5. The method for implementing a high-efficiency, general-purpose Reed-Solomon decoder on a chip according to claim 1, characterized in that: It also includes an error feedback module, which feeds back the error correction results of the error calculation module to the accompanying polynomial calculation module and the key equation solving module. If the error correction fails, the operation parameters are adjusted and the decoding is performed again to improve the error correction success rate. The RS code specifications include, but are not limited to, RS(255,239), RS(528,514), RS(544,514), RS(450,406), RS(192,186), and RS(360,326); The parallelism It can be configured to any of 2, 4, 8, or 16, and can be flexibly adjusted according to chip hardware resources and decoding rate requirements.
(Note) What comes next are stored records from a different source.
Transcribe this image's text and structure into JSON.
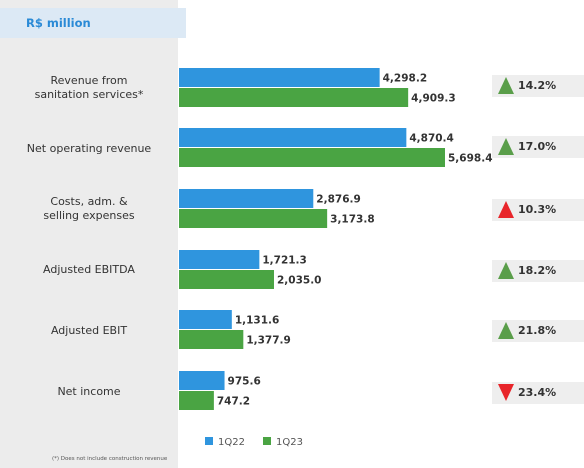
{
  "unit_label": "R$ million",
  "footnote": "(*) Does not include construction revenue",
  "colors": {
    "1Q22": "#2f95de",
    "1Q23": "#4aa443",
    "up": "#5a9e4a",
    "red": "#e8252a"
  },
  "chart_data": {
    "type": "bar",
    "orientation": "horizontal",
    "categories": [
      "Revenue from sanitation services*",
      "Net operating revenue",
      "Costs, adm. & selling expenses",
      "Adjusted EBITDA",
      "Adjusted EBIT",
      "Net income"
    ],
    "series": [
      {
        "name": "1Q22",
        "values": [
          4298.2,
          4870.4,
          2876.9,
          1721.3,
          1131.6,
          975.6
        ],
        "labels": [
          "4,298.2",
          "4,870.4",
          "2,876.9",
          "1,721.3",
          "1,131.6",
          "975.6"
        ]
      },
      {
        "name": "1Q23",
        "values": [
          4909.3,
          5698.4,
          3173.8,
          2035.0,
          1377.9,
          747.2
        ],
        "labels": [
          "4,909.3",
          "5,698.4",
          "3,173.8",
          "2,035.0",
          "1,377.9",
          "747.2"
        ]
      }
    ],
    "changes": [
      {
        "text": "14.2%",
        "direction": "up",
        "color": "green"
      },
      {
        "text": "17.0%",
        "direction": "up",
        "color": "green"
      },
      {
        "text": "10.3%",
        "direction": "up",
        "color": "red"
      },
      {
        "text": "18.2%",
        "direction": "up",
        "color": "green"
      },
      {
        "text": "21.8%",
        "direction": "up",
        "color": "green"
      },
      {
        "text": "23.4%",
        "direction": "down",
        "color": "red"
      }
    ],
    "xlim": [
      0,
      6000
    ],
    "legend": "bottom",
    "grid": false
  }
}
6. The method for implementing a high-efficiency, general-purpose Reed-Solomon decoder on a chip according to claim 1, characterized in that: The Galois domain arithmetic table adopts a segmented storage + dynamic wake-up mechanism, which only wakes up the arithmetic table segments required by the current RS code specification, and the unused segments enter a low-power sleep state to reduce the static power consumption of the chip. The rs_mul multiplication function introduces a result caching mechanism to cache frequently used multiplication results in a high-speed register, reducing operation table lookup and dynamic power consumption. It also includes a dynamic power consumption control module, which dynamically adjusts the clock frequency of the computing module according to the current decoding rate to achieve a balance between decoding efficiency and power consumption.

7. The method for implementing a high-efficiency, universal Reed-Solomon decoder on a chip according to claim 1, characterized in that: It also includes an exception handling mechanism to handle four typical exceptions: data loss, operation table reading error, module failure, and parameter configuration error, to ensure stable operation of the decoder; The Galois domain operation table adopts a storage unit reuse design, with the gf_table and gf_table_inf arrays reusing the same storage unit and distinguished by read and write control signals to reduce storage resource consumption; In low parallelism scenarios ( (≤4), the operation logic of the Qian search module and the Furni transformation module is time-division multiplexed to reduce the occupation of logic units.

8. The method for implementing a high-efficiency, universal Reed-Solomon decoder on a chip according to claim 1, characterized in that: By using shift registers to store the intermediate results of parallel operations, the number of registers occupied is reduced, and dynamic power consumption is lowered. The decoder is compatible with TSMC ASIC chips using 28nm and 14nm process nodes, as well as Xilinx Kintex-7 and Altera Cyclone V series FPGA chips, without requiring additional dedicated hardware resources.